Freitag, 15. Dezember 2017

Renditen und Risiken bei Solarfonds im Vergleich

Die Solarfonds gehören mit zu den bekanntesten geschlossenen Fonds, in die Anleger ihr Kapital investieren können. Darüber hinaus werden die Solarfonds in den Bereich der Umweltfonds eingeordnet, da die Energie umweltfreundlich produziert wird. Auch diese Tatsache ist für manche Anleger durchaus ein Grund, sich für ein solches Investment zu entscheiden. Darüber hinaus soll die Anlage in Solarfonds, die zum Teil auch als Photovoltaik-Fonds bezeichnet werden, natürlich auch eine gute Rendite einbringen.
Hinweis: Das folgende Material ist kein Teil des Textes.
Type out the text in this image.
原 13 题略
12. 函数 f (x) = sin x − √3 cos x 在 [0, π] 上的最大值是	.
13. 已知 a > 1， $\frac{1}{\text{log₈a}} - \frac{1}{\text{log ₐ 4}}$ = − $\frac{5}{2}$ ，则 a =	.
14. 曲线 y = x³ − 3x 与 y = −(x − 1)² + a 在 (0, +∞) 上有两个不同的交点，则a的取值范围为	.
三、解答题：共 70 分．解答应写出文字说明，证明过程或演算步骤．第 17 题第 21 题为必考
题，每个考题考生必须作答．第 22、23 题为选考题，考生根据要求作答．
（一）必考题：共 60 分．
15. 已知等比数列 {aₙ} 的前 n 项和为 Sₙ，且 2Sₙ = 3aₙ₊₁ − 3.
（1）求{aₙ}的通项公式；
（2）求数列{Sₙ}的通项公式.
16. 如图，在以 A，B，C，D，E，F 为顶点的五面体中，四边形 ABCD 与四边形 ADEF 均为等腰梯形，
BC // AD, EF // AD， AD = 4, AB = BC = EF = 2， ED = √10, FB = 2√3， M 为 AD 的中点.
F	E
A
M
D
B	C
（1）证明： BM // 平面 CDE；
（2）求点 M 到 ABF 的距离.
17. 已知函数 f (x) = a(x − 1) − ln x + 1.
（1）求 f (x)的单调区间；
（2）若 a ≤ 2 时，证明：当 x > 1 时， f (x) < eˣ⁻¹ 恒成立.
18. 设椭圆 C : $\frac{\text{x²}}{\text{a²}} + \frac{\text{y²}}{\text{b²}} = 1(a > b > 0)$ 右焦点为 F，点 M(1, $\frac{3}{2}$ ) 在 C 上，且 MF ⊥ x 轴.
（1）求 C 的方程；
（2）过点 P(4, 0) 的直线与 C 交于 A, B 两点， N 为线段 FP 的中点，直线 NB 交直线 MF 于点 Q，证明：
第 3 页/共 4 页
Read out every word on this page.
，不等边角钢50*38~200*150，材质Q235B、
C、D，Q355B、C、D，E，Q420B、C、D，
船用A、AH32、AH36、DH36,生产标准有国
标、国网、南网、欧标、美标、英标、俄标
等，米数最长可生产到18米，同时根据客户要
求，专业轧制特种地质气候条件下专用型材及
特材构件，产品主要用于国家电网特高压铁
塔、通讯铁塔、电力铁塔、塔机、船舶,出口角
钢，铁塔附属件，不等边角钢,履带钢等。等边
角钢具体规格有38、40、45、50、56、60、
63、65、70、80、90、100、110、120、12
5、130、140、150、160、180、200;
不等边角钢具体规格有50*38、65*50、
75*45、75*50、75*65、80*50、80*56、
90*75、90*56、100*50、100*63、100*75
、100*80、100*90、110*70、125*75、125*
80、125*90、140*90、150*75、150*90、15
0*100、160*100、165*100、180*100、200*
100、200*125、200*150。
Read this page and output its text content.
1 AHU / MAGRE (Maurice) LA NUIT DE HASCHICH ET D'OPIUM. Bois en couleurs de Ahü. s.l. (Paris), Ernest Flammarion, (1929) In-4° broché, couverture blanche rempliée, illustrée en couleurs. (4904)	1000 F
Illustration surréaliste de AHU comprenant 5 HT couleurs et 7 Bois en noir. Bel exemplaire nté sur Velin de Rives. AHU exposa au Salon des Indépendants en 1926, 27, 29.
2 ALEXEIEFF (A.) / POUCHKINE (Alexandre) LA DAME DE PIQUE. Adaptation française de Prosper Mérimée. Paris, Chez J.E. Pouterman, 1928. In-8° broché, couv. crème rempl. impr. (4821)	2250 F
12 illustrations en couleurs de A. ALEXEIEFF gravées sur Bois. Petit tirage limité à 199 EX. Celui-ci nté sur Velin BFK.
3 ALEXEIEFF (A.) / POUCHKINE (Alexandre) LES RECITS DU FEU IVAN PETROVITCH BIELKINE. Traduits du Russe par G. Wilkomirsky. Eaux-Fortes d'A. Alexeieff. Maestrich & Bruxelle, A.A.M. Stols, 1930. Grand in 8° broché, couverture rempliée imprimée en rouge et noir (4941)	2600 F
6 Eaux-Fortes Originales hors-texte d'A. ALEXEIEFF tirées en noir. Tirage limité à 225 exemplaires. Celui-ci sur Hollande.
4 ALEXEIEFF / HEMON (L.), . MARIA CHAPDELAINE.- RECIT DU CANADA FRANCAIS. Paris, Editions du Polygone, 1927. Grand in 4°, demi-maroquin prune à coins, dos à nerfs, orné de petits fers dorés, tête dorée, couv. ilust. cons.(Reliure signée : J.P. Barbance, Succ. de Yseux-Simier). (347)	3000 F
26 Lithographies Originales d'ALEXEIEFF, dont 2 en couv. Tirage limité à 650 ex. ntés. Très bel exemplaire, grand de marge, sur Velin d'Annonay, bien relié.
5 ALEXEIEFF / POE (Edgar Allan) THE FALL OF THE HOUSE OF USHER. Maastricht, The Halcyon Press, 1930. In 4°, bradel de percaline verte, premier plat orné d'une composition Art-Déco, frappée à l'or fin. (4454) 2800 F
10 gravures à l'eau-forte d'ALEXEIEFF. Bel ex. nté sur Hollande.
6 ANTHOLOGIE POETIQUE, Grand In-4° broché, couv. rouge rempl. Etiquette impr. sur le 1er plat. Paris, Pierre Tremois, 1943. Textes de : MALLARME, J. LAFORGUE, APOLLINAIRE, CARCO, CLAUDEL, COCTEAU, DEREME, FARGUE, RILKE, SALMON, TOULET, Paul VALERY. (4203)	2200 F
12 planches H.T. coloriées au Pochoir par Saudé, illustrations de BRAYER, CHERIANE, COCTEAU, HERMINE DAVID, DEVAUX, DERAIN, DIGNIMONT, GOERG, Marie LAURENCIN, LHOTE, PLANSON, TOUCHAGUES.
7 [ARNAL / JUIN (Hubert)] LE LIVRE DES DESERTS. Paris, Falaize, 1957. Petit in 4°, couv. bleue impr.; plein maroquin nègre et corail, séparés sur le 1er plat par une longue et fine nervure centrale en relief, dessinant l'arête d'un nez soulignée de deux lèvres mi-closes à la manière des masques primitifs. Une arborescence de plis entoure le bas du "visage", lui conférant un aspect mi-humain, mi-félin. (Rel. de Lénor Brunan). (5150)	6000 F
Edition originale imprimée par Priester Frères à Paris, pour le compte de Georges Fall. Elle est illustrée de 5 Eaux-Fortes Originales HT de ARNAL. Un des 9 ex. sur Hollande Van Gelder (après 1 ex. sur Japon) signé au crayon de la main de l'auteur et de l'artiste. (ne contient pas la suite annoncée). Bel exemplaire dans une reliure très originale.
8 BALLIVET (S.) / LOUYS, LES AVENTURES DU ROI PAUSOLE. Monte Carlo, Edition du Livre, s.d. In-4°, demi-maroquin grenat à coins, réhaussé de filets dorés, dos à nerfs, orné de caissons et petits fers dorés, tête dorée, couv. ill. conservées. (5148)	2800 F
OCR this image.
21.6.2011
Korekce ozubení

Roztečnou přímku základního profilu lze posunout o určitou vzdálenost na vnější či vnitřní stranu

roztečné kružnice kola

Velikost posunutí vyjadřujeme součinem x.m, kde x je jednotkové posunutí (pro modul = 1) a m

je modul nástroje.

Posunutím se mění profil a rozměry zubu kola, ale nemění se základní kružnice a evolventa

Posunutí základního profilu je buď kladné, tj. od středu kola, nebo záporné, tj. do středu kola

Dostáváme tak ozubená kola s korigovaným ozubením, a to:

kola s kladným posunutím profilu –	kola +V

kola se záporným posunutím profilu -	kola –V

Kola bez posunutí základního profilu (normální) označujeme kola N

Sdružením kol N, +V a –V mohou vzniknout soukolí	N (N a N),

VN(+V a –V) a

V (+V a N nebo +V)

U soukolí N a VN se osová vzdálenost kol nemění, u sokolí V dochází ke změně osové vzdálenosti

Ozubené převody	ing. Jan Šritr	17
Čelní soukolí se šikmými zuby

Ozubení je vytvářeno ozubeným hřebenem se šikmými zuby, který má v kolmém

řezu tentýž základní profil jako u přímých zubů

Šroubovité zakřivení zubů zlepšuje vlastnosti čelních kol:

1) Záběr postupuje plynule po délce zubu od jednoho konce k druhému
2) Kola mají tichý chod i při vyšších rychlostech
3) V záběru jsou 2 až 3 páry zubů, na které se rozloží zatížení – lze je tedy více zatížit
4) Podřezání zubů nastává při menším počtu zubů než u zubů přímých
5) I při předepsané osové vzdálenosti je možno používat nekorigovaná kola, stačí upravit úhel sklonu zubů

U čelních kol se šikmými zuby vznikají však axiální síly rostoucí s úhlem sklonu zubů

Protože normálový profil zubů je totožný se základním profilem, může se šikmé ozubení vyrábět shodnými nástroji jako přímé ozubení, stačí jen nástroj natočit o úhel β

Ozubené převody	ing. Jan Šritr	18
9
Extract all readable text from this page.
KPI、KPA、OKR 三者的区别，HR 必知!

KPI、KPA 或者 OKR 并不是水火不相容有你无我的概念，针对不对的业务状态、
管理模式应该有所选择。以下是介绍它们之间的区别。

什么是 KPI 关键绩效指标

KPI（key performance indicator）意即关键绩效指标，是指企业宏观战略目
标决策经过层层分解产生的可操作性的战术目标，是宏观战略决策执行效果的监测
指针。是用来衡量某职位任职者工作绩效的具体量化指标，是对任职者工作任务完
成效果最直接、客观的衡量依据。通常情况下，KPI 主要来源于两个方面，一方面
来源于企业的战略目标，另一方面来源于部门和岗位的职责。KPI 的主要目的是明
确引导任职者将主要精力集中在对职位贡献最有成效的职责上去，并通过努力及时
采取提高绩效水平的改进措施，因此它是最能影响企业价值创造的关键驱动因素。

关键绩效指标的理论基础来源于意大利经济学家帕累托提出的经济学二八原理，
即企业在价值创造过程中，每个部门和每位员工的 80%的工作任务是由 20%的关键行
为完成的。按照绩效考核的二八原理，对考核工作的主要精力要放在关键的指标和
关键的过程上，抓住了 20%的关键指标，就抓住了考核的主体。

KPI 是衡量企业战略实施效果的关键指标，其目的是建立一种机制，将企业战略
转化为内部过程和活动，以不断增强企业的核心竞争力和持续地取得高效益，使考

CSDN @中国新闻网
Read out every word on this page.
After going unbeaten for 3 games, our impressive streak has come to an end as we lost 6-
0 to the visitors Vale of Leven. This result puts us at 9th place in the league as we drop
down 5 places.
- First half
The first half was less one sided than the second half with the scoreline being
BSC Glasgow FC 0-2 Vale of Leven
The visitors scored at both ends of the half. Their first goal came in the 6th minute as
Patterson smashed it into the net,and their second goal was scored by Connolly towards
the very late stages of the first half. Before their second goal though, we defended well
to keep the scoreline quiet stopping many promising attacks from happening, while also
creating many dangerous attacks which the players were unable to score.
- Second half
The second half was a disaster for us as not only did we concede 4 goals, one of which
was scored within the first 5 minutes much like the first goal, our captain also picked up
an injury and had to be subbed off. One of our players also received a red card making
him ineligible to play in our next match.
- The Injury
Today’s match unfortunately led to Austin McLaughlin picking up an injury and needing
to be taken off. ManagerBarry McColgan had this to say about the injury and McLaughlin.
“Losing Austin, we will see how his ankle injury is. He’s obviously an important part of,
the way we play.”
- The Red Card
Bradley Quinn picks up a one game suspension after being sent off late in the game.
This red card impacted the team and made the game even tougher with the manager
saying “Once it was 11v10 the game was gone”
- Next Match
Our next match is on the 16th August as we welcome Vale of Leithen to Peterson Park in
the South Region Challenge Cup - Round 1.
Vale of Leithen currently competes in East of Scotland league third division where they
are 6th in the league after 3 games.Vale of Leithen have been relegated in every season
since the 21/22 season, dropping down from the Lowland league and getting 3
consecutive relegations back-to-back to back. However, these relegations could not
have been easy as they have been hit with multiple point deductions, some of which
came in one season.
Allerdings sollte der Anleger stets auch die Risiken im Auge haben, die mit der Anlage in Solarfonds verbunden sind. Was zunächst einmal die Rendite angeht, so ist diese im Vergleich zu diversen anderen geschlossenen Fonds recht gut zu kalkulieren. Der Ertrag ergibt sich nämlich, wenn die Anschaffungs- und Betriebskosten von den Einnahmen abgezogen werden, die mit der Photovoltaikanlage generiert werden können. Ein Solarfonds kauft also in der Regel Solaranlagen und betreibt diese dann - meistens auf großen Freilandflächen - zur Energiegewinnung. Der Strom wird dann in das öffentliche Netz eingespeist. Der Vorteil besteht nun darin, dass die gezahlte Einspeisevergütung für 20 Jahre lang garantiert ist. Und da auch die Intensität der Sonne - zumindest was Durchschnittswerte betrifft - recht gut zu kalkulieren ist, sind auch die angegebenen Renditen für den Anleger meistens sehr realistisch. Durchschnittlich können Anleger mit einer Rendite zwischen sechs und acht Prozent rechnen, wenn sie sich für einen geschlossenen Solarfonds entscheiden.

Aber auch wenn die Solarfonds im internen Vergleich mit vielen anderen geschlossenen Fonds als recht sicher gelten, so gibt es dennoch auch bei diesen Fonds einige Risiken, die der Anleger bedenken sollte. Zu nennen ist in diesem Zusammenhang auf jeden Fall das sogenannte Emittentenrisiko. Da sich der Anleger an dem geschlossenen Solarfonds mit seiner Einlage beteiligt, trägt er auch ein unternehmerisches Risiko, welches meistens jedoch auf die Einlage begrenzt ist. Dennoch kann es sein, dass der Investor einen Totalverlust erleidet, falls der Fonds zum Beispiel unwirtschaftlich arbeitet. Darüber hinaus gibt es natürlich weitere Risiken, die eng in Verbindung mit der Gewinnung der Solarenergie stehen. So könnten die Anlagen zum Beispiel über einen längeren Zeitraum ausfallen, sodass keine Einnahmen generiert werden. Es könnte zudem auch passieren, dass die Sonnenstrahlung in einem Jahr deutlich weniger intensiv als kalkuliert war, was ebenfalls Einbußen bei den Erträgen zur Folge hätte. Insofern gilt es auch für Solarfonds, dass Anleger Chancen und Risiken stets abwägen sollten.